If I have a problem with someone for being a chronic liar, it does not make sense for me to think it is OK because I can recall three time she told the truth, or three times I told a lie.

You will not arrive at useful information about the process by discussing it in the abstract. Pick a specific situation and belief, and actually try it.

What does make sense is to notice her unusually high proportion of lies to honest statements, and to not believe what she tells me without corroboration, and maybe even associate instead with others who reliably give me truthful information.

Sure. And if you can do that without an emotional reaction that clouds your judgment or makes you send off unwanted signals, great! The Work is a process for getting rid of System 1 reactions, not a way of replacing System 2 reasoning.

If this is the sort of mind hack you advocate, it is no wonder that people express skepticism instead of trying it. After all, our sister site is not called "Embracing Bias".

Mind hacking is working on System 1 to obtain behavioral change, not engaging in System 2 reasoning to result in "truth".

That's because, when your System 2 tries to reason about your behavior, it usually verbally overshadows system 2, and ends up confabulating.... which is why pure system 2 reasoning is absolutely atrocious at changing problematic behaviors and emotions.

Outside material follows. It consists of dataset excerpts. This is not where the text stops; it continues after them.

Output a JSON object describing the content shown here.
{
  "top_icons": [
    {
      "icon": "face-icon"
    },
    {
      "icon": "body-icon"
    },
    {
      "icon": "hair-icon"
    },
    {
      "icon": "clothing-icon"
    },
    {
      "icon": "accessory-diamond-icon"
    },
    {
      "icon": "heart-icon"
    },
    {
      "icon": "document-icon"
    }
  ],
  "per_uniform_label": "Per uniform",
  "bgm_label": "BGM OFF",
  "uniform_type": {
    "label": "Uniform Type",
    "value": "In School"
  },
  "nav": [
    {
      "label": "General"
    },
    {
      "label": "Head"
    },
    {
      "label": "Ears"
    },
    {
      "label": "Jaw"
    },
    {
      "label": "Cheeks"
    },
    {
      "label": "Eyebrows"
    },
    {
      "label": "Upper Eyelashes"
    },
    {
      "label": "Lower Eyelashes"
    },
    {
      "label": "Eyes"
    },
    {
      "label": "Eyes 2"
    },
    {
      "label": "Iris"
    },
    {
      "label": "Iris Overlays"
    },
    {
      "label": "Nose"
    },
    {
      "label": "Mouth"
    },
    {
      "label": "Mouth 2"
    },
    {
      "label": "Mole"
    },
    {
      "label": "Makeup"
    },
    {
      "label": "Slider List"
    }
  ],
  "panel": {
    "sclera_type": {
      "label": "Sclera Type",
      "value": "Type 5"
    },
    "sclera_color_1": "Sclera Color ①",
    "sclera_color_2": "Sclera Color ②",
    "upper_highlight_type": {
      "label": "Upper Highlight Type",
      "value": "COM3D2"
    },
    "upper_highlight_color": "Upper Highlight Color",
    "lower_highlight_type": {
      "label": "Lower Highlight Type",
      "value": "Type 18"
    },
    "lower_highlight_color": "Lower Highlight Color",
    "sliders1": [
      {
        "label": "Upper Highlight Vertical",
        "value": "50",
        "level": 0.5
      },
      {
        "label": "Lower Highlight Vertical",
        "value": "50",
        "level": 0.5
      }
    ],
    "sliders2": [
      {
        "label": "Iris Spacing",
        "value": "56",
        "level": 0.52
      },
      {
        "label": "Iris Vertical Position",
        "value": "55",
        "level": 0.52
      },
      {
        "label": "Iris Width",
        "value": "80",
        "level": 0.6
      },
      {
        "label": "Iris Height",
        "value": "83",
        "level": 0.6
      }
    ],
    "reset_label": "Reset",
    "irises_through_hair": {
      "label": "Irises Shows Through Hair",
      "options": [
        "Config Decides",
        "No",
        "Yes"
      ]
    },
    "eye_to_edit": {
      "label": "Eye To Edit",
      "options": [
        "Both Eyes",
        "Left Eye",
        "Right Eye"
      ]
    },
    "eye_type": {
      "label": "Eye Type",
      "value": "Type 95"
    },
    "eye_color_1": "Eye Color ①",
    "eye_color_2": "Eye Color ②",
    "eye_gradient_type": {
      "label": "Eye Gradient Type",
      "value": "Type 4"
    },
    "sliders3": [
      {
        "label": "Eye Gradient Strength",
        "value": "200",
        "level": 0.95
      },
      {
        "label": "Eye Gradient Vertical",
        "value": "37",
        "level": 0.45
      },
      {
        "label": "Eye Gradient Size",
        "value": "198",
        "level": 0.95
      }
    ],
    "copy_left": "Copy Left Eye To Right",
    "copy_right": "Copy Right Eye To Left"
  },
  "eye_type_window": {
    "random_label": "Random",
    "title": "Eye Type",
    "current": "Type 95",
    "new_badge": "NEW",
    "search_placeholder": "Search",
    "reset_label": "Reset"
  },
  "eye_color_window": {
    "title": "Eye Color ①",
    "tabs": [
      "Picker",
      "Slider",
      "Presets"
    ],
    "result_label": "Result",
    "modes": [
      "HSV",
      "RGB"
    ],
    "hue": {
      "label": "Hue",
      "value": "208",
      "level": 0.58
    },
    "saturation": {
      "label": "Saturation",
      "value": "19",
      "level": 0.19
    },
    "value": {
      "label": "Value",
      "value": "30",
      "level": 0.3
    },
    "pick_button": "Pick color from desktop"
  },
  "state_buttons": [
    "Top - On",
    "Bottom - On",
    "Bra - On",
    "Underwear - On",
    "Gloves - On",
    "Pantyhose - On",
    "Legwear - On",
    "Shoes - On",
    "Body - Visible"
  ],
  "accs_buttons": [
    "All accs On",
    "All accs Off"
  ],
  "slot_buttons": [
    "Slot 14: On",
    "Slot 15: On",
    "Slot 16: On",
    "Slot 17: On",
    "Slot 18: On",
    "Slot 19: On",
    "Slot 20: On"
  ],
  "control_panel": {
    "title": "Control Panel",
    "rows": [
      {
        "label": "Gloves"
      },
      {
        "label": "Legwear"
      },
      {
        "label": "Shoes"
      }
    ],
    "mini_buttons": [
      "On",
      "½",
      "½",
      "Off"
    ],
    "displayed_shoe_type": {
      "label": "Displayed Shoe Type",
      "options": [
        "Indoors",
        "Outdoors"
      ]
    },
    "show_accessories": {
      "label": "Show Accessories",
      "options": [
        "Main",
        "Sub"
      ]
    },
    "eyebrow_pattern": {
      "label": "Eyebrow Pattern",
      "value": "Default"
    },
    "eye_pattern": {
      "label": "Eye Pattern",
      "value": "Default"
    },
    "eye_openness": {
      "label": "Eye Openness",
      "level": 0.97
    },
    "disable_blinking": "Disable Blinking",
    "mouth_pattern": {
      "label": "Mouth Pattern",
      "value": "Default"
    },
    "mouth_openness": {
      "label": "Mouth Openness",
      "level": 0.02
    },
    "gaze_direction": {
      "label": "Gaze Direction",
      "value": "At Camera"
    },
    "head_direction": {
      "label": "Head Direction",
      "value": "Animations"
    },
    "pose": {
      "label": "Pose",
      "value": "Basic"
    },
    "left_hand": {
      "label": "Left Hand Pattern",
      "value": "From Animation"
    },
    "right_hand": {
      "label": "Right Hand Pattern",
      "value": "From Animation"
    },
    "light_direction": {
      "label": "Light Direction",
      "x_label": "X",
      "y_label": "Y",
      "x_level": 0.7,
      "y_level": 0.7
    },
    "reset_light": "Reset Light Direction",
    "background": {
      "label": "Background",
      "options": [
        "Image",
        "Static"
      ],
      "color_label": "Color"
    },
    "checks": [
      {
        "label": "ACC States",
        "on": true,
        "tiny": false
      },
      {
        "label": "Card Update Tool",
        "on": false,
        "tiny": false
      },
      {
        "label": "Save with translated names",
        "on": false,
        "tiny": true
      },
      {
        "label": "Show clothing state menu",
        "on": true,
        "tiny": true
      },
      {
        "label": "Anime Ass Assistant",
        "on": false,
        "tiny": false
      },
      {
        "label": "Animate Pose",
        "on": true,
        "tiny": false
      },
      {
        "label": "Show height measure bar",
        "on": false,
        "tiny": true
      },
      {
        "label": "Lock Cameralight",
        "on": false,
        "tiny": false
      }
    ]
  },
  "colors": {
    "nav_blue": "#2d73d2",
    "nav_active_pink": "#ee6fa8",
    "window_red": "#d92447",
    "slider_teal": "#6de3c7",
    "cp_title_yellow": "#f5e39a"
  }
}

(Edit to add: Btw, I don't consider The Work to be a particularly good form of mindhacking. IMO, it doesn't emphasize testing enough, doesn't address S1/S2 well, and has a rather idiosyncratic set of questions. I personally use a much wider range of questions and sequences of questions to accomplish different things, and last, but far from least, I don't unquestioningly endorse all of Katie's philosophy. Nonetheless, I recommend the Work to people because, performed properly it works on certain classes of things, and can be a gentle introduction to the subject. Another good book is "Re-Create Your Life" by Morty Lefkoe, which provides a difference evidence-based reconsolidation process, but The Work has the advantage of having a free online introduction.)

Comment author: orthonormal 09 June 2009 01:09:53AM 2 points [-]

IAWYC, but you didn't need to quote and refute every sentence to get the point across about System 1 and System 2 and our real vs. signaled reasons for affective reactions. It's a question of style, not content, but I think you'd communicate your ideas much more effectively to me and to others here at LW if you focused on being concise.